While a lender might have paid a network promptly, that network’s in-competence can mean the correct fee is not delivered to the broker who generated the business. Instead, the money sits in a high interest deposit account, making money for the network. Interest that has been earned because of a network’s incompetence should be paid back to brokers.
Don’t become a fat cat at the expense of your colleagues
According to the Trades Union Congress, since 2000 the total remuneration for the directors of FTSE top 100 companies has gone up by 105% more than the cost of living. In contrast, pay for the rest of us has gone up by just 6% more than inflation.
So make sure your business is looking after all its employees. After all, the Confederation of British Industry points out there is a fierce battle for talent going on, and that applies just as much to para-planners as it does to administrators and advisers.
Having the right team in place makes the difference between a company’s success or failure, with repercussions for all in society, not just those at the top.
Don’t switch networks because of a golden hello that might be on offer
Any network offering a bribe for you to join it has to recoup that cost from somewhere – and it is usually made clear how in the small print.
Golden handshakes or business interruptions fees are neither sustainable nor necessary in the mortgage market. This is demonstrated by the fact that we have recruited a significant number of advisers with a transparent and open contract.
Treat your customers fairly
No lender, protection provider nor insurer can be all things to all people. A mortgage adviser’s role is to source the best deals available at any time. Most lenders and providers consider that they are babysitting clients until a better deal comes along for them.
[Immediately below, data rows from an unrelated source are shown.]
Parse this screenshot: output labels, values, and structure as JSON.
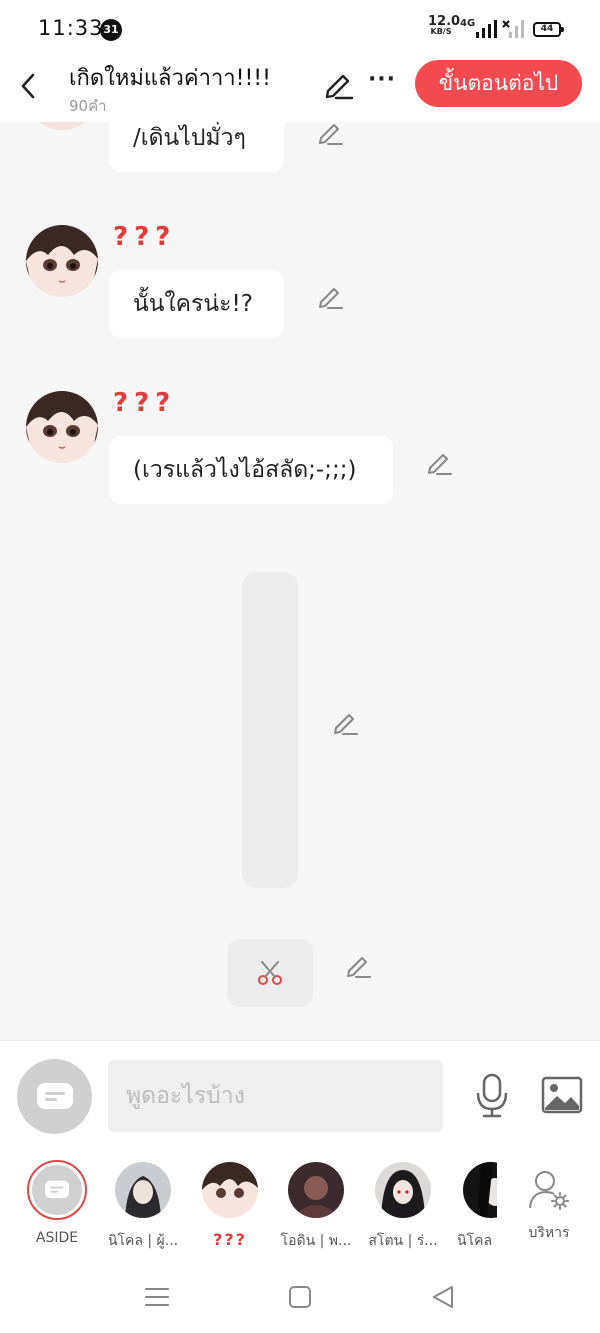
{
  "status_bar": {
    "time": "11:33",
    "notification_count": "31",
    "net_speed": "12.0",
    "net_unit": "KB/S",
    "network": "4G",
    "battery": "44"
  },
  "header": {
    "title": "เกิดใหม่แล้วค่าาา!!!!",
    "word_count": "90คำ",
    "more_label": "···",
    "next_button": "ขั้นตอนต่อไป"
  },
  "messages": [
    {
      "sender": "",
      "text": "/เดินไปมั่วๆ"
    },
    {
      "sender": "???",
      "text": "นั้นใครน่ะ!?"
    },
    {
      "sender": "???",
      "text": "(เวรแล้วไงไอ้สลัด;-;;;)"
    }
  ],
  "input": {
    "placeholder": "พูดอะไรบ้าง"
  },
  "characters": [
    {
      "name": "ASIDE"
    },
    {
      "name": "นิโคล | ผู้..."
    },
    {
      "name": "???"
    },
    {
      "name": "โอดิน | พ..."
    },
    {
      "name": "สโตน | ร่..."
    },
    {
      "name": "นิโคล |"
    },
    {
      "name": "บริหาร"
    }
  ],
  "colors": {
    "accent": "#f24a4f",
    "sender": "#e23b3b",
    "background": "#f6f6f6"
  },
  "icons": [
    "back-arrow-icon",
    "pencil-icon",
    "chat-bubble-icon",
    "microphone-icon",
    "image-icon",
    "scissors-icon",
    "manage-user-icon",
    "menu-icon",
    "home-square-icon",
    "back-triangle-icon"
  ]
}
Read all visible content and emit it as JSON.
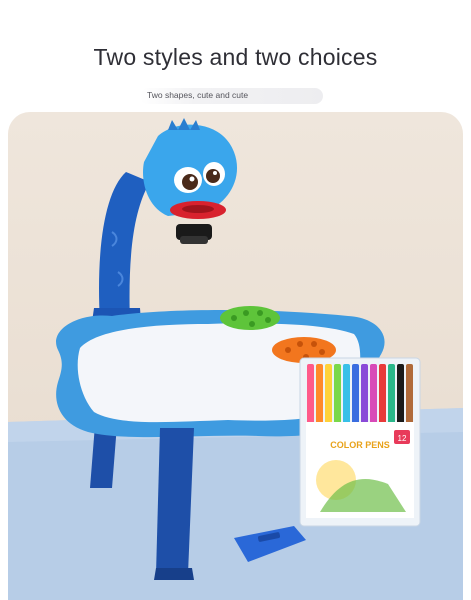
{
  "header": {
    "title": "Two styles and two choices",
    "subtitle": "Two shapes, cute and cute"
  },
  "product": {
    "pen_box_brand": "COLOR PENS",
    "pen_box_count": "12",
    "pen_colors": [
      "#ff5a8a",
      "#ff8a2a",
      "#ffd23a",
      "#7ad84a",
      "#38c0e8",
      "#3a6de0",
      "#8a4ad8",
      "#d84ab8",
      "#e83a3a",
      "#2ab88a",
      "#1a1a1a",
      "#b06a3a"
    ]
  },
  "colors": {
    "toy_blue": "#3f9be0",
    "toy_dark_blue": "#1f4fb0",
    "background_wall": "#ece2d7",
    "floor": "#b9cfe8"
  }
}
That is why I hope 2007 will mark the death of direct sales forces that deny clients access to the best deals because they can’t offer a meaningful choice in a competitive marketplace.
We work in a prosperous industry and provide a highly desirable service to our clients. With mutual respect and the right technology in place, lenders, networks and advisers can enjoy a profitable working relationship.
On the other hand, restrictions on cash flow place enormous strains on businesses in the mortgage market.
Brokers are at the heart of the mortgage industry’s food chain so worrying about meeting the wage bill is not conducive to productivity because financial angst diverts attention from advising.